Лидия Александровна говорила:
— Сдвиньте парты, дети. Давайте посадим Джемаля у окна, сейчас все будете с ним спорить. Джемаль, садись у окна, класс тебя сейчас будет ставить на место. Так, кто первый? Давай, Джемаль, выскажи свою позицию.
Я говорю:
— Половина человечества — в топку, другую — в коммунизм.
— Так, Шмелева.
Поднималась Шмелева, дочь майора с большой родинкой на щеке, такой одуванчик, и говорит:
— Гейдар, конечно, абсолютно неправ, потому что марксизм-ленинизм — это же все ради человека. А зачем нужен такой коммунизм, при котором половина человечества исчезнет в атомном огне? Это я заявляю как дочь офицера…
Потом я еще что-нибудь вбрасывал, и до звонка все были упакованы. Все обожали такие представления, потому что урока нет, и Лидия Александровна даже забывала нам что-то задать.
Или вот — Лидия Александровна что-то говорит, и вдруг ненароком попадает в гомосексуальную тему. Класс начинает хохотать, а она говорит:
— Мальчики, не надо смеяться, все вы познаете радость материнства. Класс уже ревёт.
Историчка Ева Яковлевна была более профессиональным преподавателем, более адекватной. Грузненькая, плотненькая, затянутая в платье с шелковым блеском, черные гладкие волосы заплетены в косу.
Она меня обожала:
— Гейдар, вы будущая звезда. Я на вас очень надеюсь.
И всегда лучилась, когда меня видела.
От нее ничего уникального не запомнилось, такого бреда, как от Лидии Александровны, я от нее не слышал.
Классика типа «я как мать говорю и как женщина», «израильская военщина»[77] просто сыпалась из этих людей. Сочетание, исчерпывающе определявшее этот человеческий срез.
Физик меня не любил. У нас был физик Нил Павлович, дошедший до Берлина капитан артиллерии, член партии, парторг, запьянцовский товарищ. А учителем физкультуры у нас был бывший смершевец, похожий на обезьяну, все время ходивший в школе в обвисшей спортивке светло-сине-салатового цвета с белыми кантиками. Рожа у него была, как у орангутанга.

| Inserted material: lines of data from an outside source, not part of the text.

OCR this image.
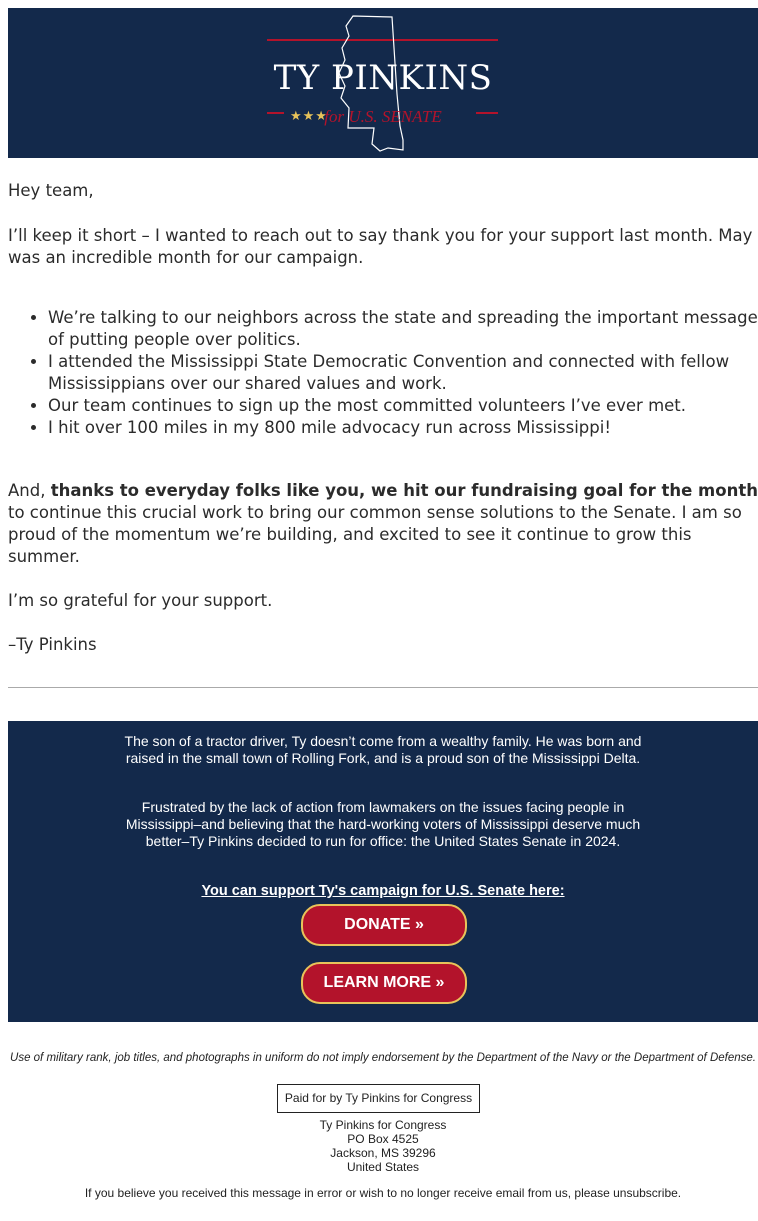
TY PINKINS
★★★
for U.S. SENATE
Hey team,
I’ll keep it short – I wanted to reach out to say thank you for your support last month. May was an incredible month for our campaign.
• We’re talking to our neighbors across the state and spreading the important message of putting people over politics.
• I attended the Mississippi State Democratic Convention and connected with fellow Mississippians over our shared values and work.
• Our team continues to sign up the most committed volunteers I’ve ever met.
• I hit over 100 miles in my 800 mile advocacy run across Mississippi!
And, thanks to everyday folks like you, we hit our fundraising goal for the month to continue this crucial work to bring our common sense solutions to the Senate. I am so proud of the momentum we’re building, and excited to see it continue to grow this summer.
I’m so grateful for your support.
–Ty Pinkins
The son of a tractor driver, Ty doesn’t come from a wealthy family. He was born and raised in the small town of Rolling Fork, and is a proud son of the Mississippi Delta.
Frustrated by the lack of action from lawmakers on the issues facing people in Mississippi–and believing that the hard-working voters of Mississippi deserve much better–Ty Pinkins decided to run for office: the United States Senate in 2024.
You can support Ty's campaign for U.S. Senate here:
DONATE »
LEARN MORE »
Use of military rank, job titles, and photographs in uniform do not imply endorsement by the Department of the Navy or the Department of Defense.
Paid for by Ty Pinkins for Congress
Ty Pinkins for Congress
PO Box 4525
Jackson, MS 39296
United States
If you believe you received this message in error or wish to no longer receive email from us, please unsubscribe.
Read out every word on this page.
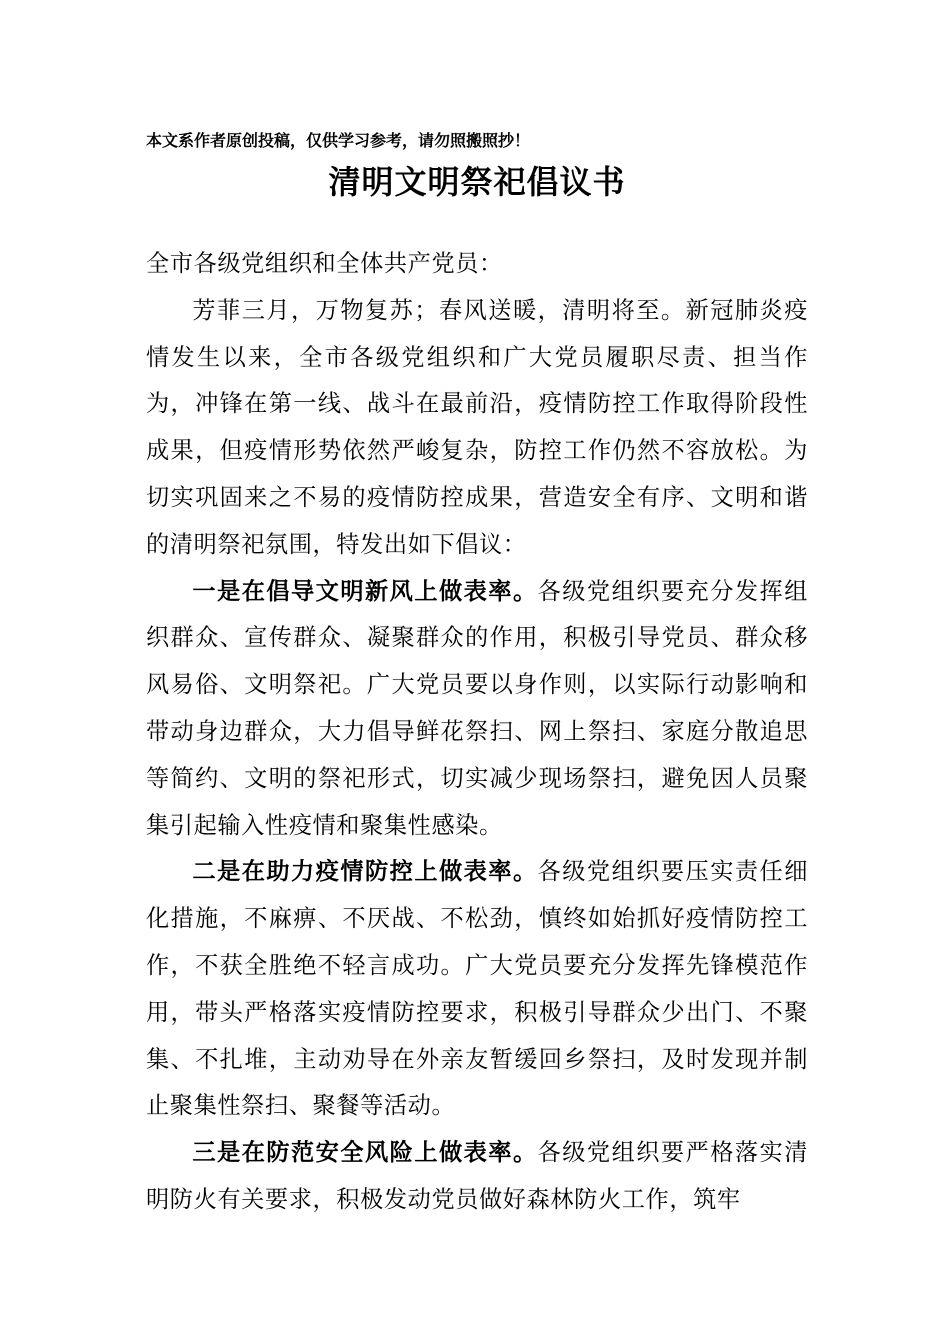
本文系作者原创投稿，仅供学习参考，请勿照搬照抄！

清明文明祭祀倡议书

全市各级党组织和全体共产党员：

芳菲三月，万物复苏；春风送暖，清明将至。新冠肺炎疫情发生以来，全市各级党组织和广大党员履职尽责、担当作为，冲锋在第一线、战斗在最前沿，疫情防控工作取得阶段性成果，但疫情形势依然严峻复杂，防控工作仍然不容放松。为切实巩固来之不易的疫情防控成果，营造安全有序、文明和谐的清明祭祀氛围，特发出如下倡议：

一是在倡导文明新风上做表率。各级党组织要充分发挥组织群众、宣传群众、凝聚群众的作用，积极引导党员、群众移风易俗、文明祭祀。广大党员要以身作则，以实际行动影响和带动身边群众，大力倡导鲜花祭扫、网上祭扫、家庭分散追思等简约、文明的祭祀形式，切实减少现场祭扫，避免因人员聚集引起输入性疫情和聚集性感染。

二是在助力疫情防控上做表率。各级党组织要压实责任细化措施，不麻痹、不厌战、不松劲，慎终如始抓好疫情防控工作，不获全胜绝不轻言成功。广大党员要充分发挥先锋模范作用，带头严格落实疫情防控要求，积极引导群众少出门、不聚集、不扎堆，主动劝导在外亲友暂缓回乡祭扫，及时发现并制止聚集性祭扫、聚餐等活动。

三是在防范安全风险上做表率。各级党组织要严格落实清明防火有关要求，积极发动党员做好森林防火工作，筑牢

И вот во время урока физики приходил смершевец к Нил Палычу, Нил Палыч тут же давал нам контрольную, и эти два ветерана шли в лабораторную комнату, запирались и пили 96-градусный спирт, который там стоял для опытов. Выходили только со звонком, красномордые. Это было очень часто[78].
Нил Палыч меня не любил черт его знает за что. Помню, как-то отвечал у доски какие-то формулы, но никакой связи с этими формулами у меня не было. Я ему говорю:
— Нил Палыч, что-то не идет у меня.
— Ну хорошо, садись, «два», — отвечает Нил Палыч.
Я говорю:
— Нил Палыч, ну почему бы не «три»? Ну, в принципе, вы же понимаете, что «два» — как-то банально. А вот если «три» — то на моем-то уровне будет очень даже экзотично.
А он говорит:
— Ты ведь турок?
Я отвечаю:
— Да.
С гордостью.
— Не еврей?
— Нет, я не еврей.
— Ну вот и веди себя как турок, а не как еврей. Садись, «два».
Интересный человек по-своему. Бравый капитан, говоривший мне «Ты же турок, садись, "два"», пивший спирт со смершевцем, был парторгом. Когда в 1961 году появилась программа партии (классе в седьмом или восьмом я учился в это время) — «наше поколение будет жить при коммунизме через 20 лет» и всё такое, — я воспринял эту программу как признание стратегического исторического поражения советской власти. Что вызвало у меня, конечно, восторг, потому что я партию ненавидел.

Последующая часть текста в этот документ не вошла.